Afirma o Ramak que D'us não pode ser definido, e os conceitos de tempo, espaço e dimensão não se aplicam ao Infinito Criador. Adverte, também, que se deve tomar cuidado com o uso de antropomorfismos, "atributos humanos", que nós, seres humanos, costumamos atribuir a D'us, como tentativa de mais facilmente entendê-Lo. Escreve Rabi Cordovero: "Se fores iluminado, saberás que o Divino é desprovido de categorias corpóreas, pois que estas jamais poderão ser aplicadas a D'us " (em Or Ne'erav).

Sobre a iminência de D'us ensina que o Eterno permeia toda a Sua criação, pois é Ele quem tudo cria e tudo mantém. O Eterno é a 'Causa das causas', pois é Ele que define os parâmetros da criação e existência. Mesmo que todo o Universo deixasse de existir, ensina o Ramak, D'us continuaria a existir, pois Sua existência é absoluta e necessária. D'us é transcendente, pois Ele é Infinito enquanto o universo é finito. A Presença Divina se encontra em tudo e todos, mas D´us é, ao mesmo tempo, diferente e independente de tudo que Ele criou.

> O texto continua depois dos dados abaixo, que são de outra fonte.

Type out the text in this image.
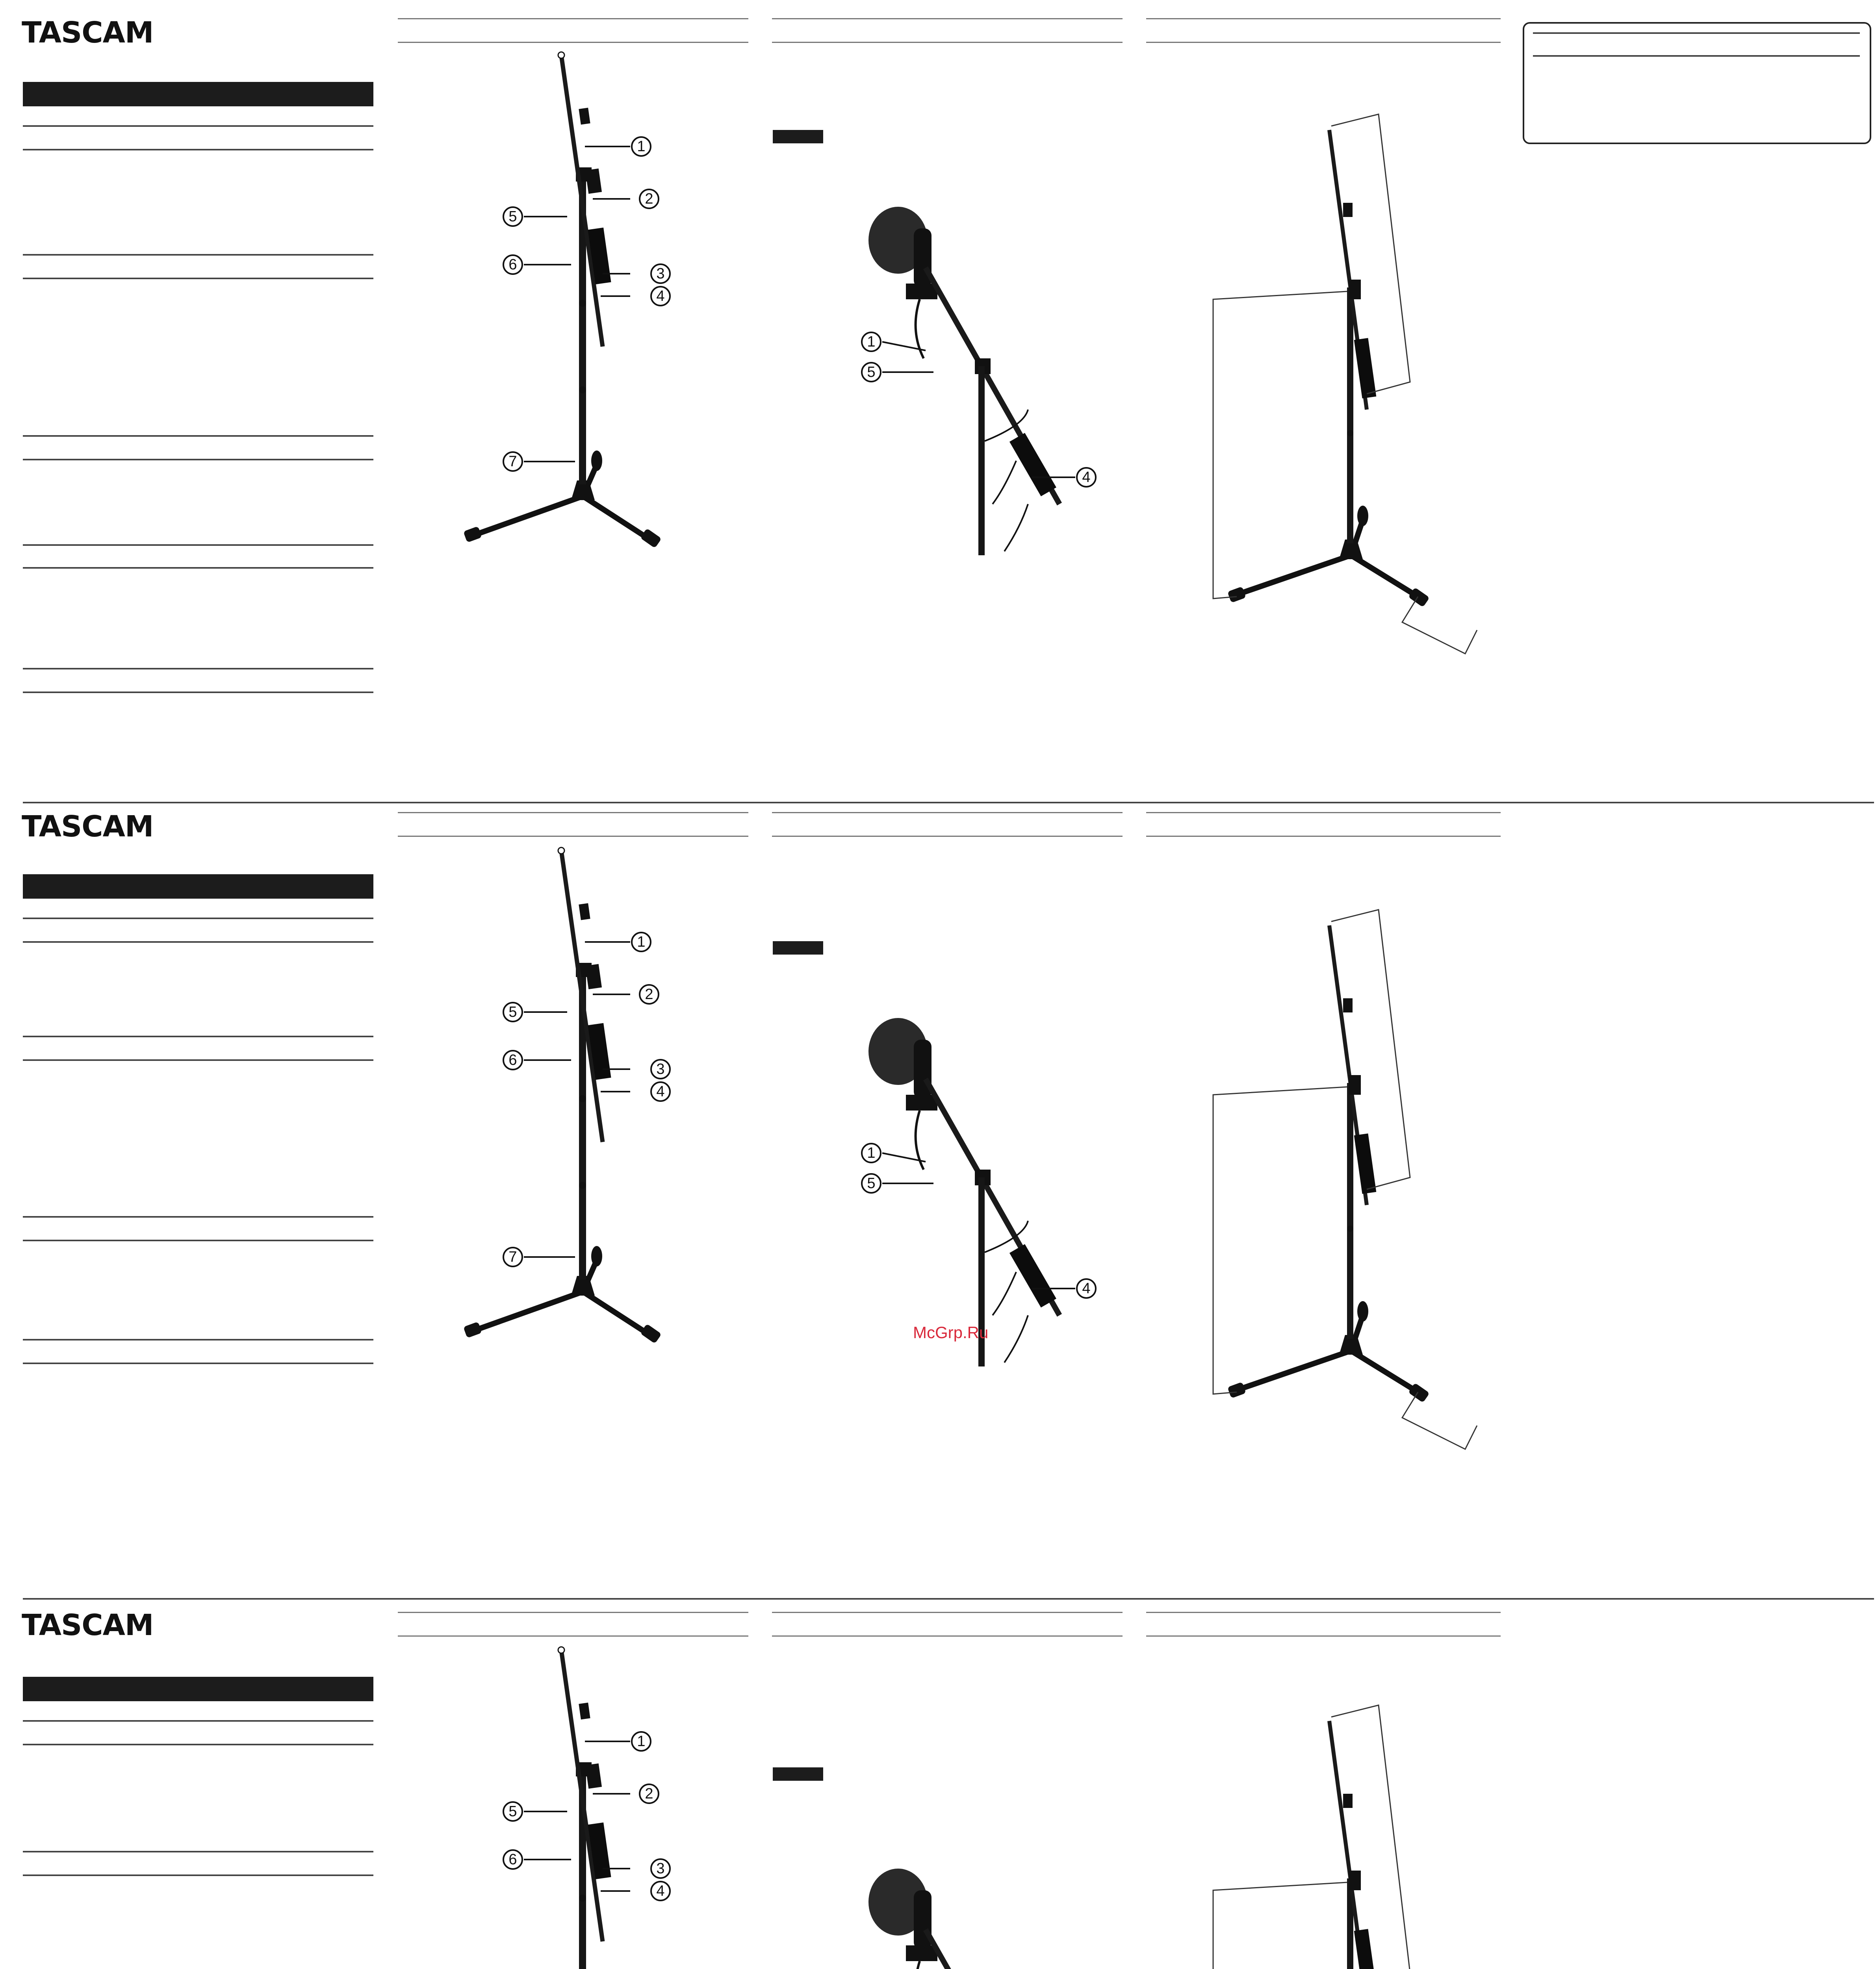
TASCAM
TASCAM
TASCAM
1
2
5
6
3
4
7
1
2
5
6
3
4
7
1
2
5
6
3
4
1
5
4
1
5
4
McGrp.Ru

Rabi Cordovero usa o termo Ein Sof (Sem Fim, Infinito) para se referir a D'us e nos ensina que a essência da Divindade é encontrada em "todas as coisas que existem, grandes e pequenas : só existem por meio da Divina Energia que flui para elas.... se o olhar de D'us se retirasse por um instante sequer, toda a existência se anularia..." (Or Yakar,15: 203a).

D'us, ensina Rabi Cordovero, somente se revela à Sua Criação através de Seus atos, utilizando as Dez Sefirot. Mas, alerta, Ele nunca revela sua Essência, que continua sendo mistério para o homem. As Sefirot, "canais" através dos quais a energia Divina flui e se torna parte de cada coisa que existe, são os instrumentos através dos quais o Eterno se manifesta no mundo. As Sefirot correspondem às Dez Afirmações por meio das quais o Criador realizou Sua obra.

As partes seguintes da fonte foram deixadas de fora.